« Que faut-il faire? dit le Petit Prince. 

– Il faut être très patient, répondit le renard. Tu t’assoiras d’abord un peu loin de moi, comme ça, dans l’herbe. Je te regarderai du coin de l’œil et tu ne diras rien. Le langage est source de malentendus. Mais, chaque jour, tu pourras t’asseoir un peu plus près…

Le lendemain revint le Petit Prince.

– Il eût mieux valu revenir à la même heure, dit le renard. Si tu viens, par exemple, à quatre heures de l’après-midi, dès trois heures je commencerai d’être heureux. Plus l’heure avancera, plus je me sentirai heureux. A quatre heures, déjà, je m’agiterai et m’inquiéterai; je découvrirai le prix du bonheur ! Mais si tu viens n’importe quand, je ne saurai jamais à quelle heure m’habiller le cœur… Il faut des rites. » [1]

Qui n’a jamais rêvé de partir au grand galop, à cru sur son cheval, entouré d’un paysage somptueux … Jusqu’à aujourd’hui, je pensais que ce n’était réservé qu’à une élite, à ceux qui  avait un don avec les chevaux. Évidemment, il ne s’agit pas d’aller demain chercher son cheval, de monter à cru, sans moyens de coercition et de partir en balade. C’est un travail qui demande beaucoup de rigueur, d’écoute, de disponibilité, de patience et d’amour. 

Lorsque je regarde le film « Gazelle » de Jean François Pignon qui galope sur la plage tel un centaure ou lorsque je voyais Samuel Hafrad s’entraîner pour ses spectacles avec une facilité déconcertante, j’ai des étoiles dans les yeux. Mais derrière tout ça il y a des heures et des heures de travail, de remise en question et de répétitions. Les chevaux, comme nous, apprennent avec la répétition. Cela ne veut pas dire les saouler d’informations, bien au contraire ! Etre précis, clair mais répéter souvent. 

Grâce à ma formation Cheval en Lien, proposé par Florentine Van Thiel, j’ai ouvert les yeux sur la possibilité de ne pas utiliser de moyens de coercition et d’arriver à créer un connexion avec ma jument, un lien de confiance.

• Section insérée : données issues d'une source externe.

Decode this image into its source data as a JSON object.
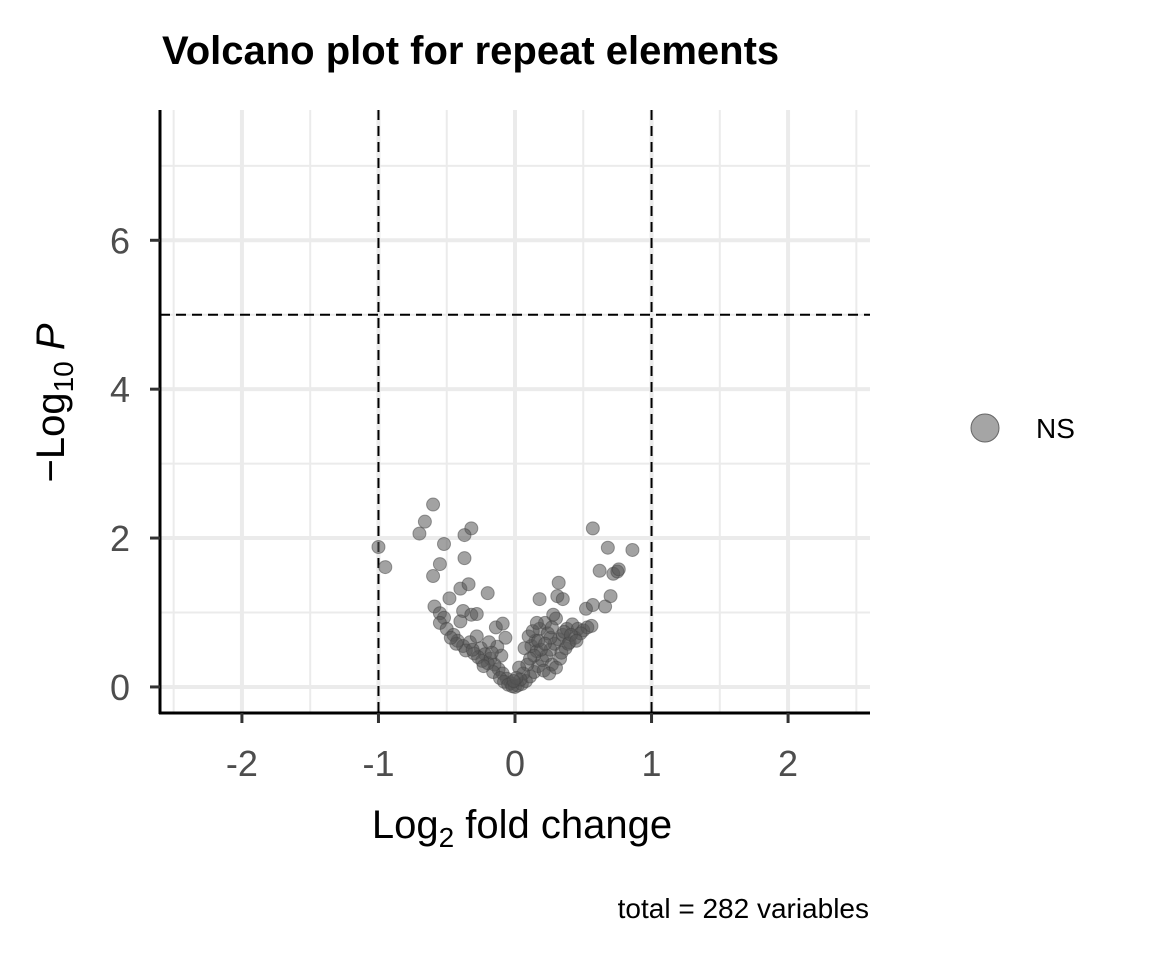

Cela me fait penser au film Avatar, de James Cameron. Je trouve ce film extraordinaire, car il montre toute l’harmonie qu’il peut exister entre l’espèce humaine, les animaux et la nature. Les avatars peuvent relier leur queue de cheval à la crinière de leur monture puis doivent penser afin de guider l’animal. Dans son livre, Images et Dressage, Pierre Beaupère illustre très bien cette notion d’imagerie mentale :« Et pour cela il me suffit de traduire en images ce que je savais en mots ». Il n’arrivait pas à effectuer une épaule en dedans avec un cheval et cet échec le hantait tellement qu’il ne réussissait plus à  imaginer cette figure faite convenablement. C’est après beaucoup d’entrainement à imaginer positivement cette situation qu’il est arrivé à régler son problème : « Après quelques jours, j’avais une image tellement précise de l’exercice, de la sensation qu’il allait me donner, que lorsque je l’ai demandé aux chevaux, c’était comme si je m’étais entrainé des heures avec eux ! »

Florentine nous a fait connaître Elsa Sinclair qui a tourné le film Timing Wild dans lequel elle adopte une jument mustang (sauvage). Elle passe trois mois avant de pouvoir l’approcher vraiment, elle passe tous les jours du temps avec elle sans rien n’attendre en retour. Puis elle arrive à créer petit à petit un lien. A quoi cela vous fait penser ? Comment fait-on pour créer une amitié ? Elsa va ensuite essayer de la monter, après quelques échecs et beaucoup d’écoute, elle arrive à monter sur sa jument. Elle part en balade proche de chez elle puis s’éloigne de jour en jour et tout ceci évidemment sans moyen de coercitions (licol, cravache,…). Lors du tournage, nous la voyons galoper dans de grand champs et à la plage. De magnifiques images qui font rêver.

Et si tout cela pouvait devenir aussi notre réalité ? 

Source :

  1. Le Petit Prince, Antoine de Saint-Exupéry.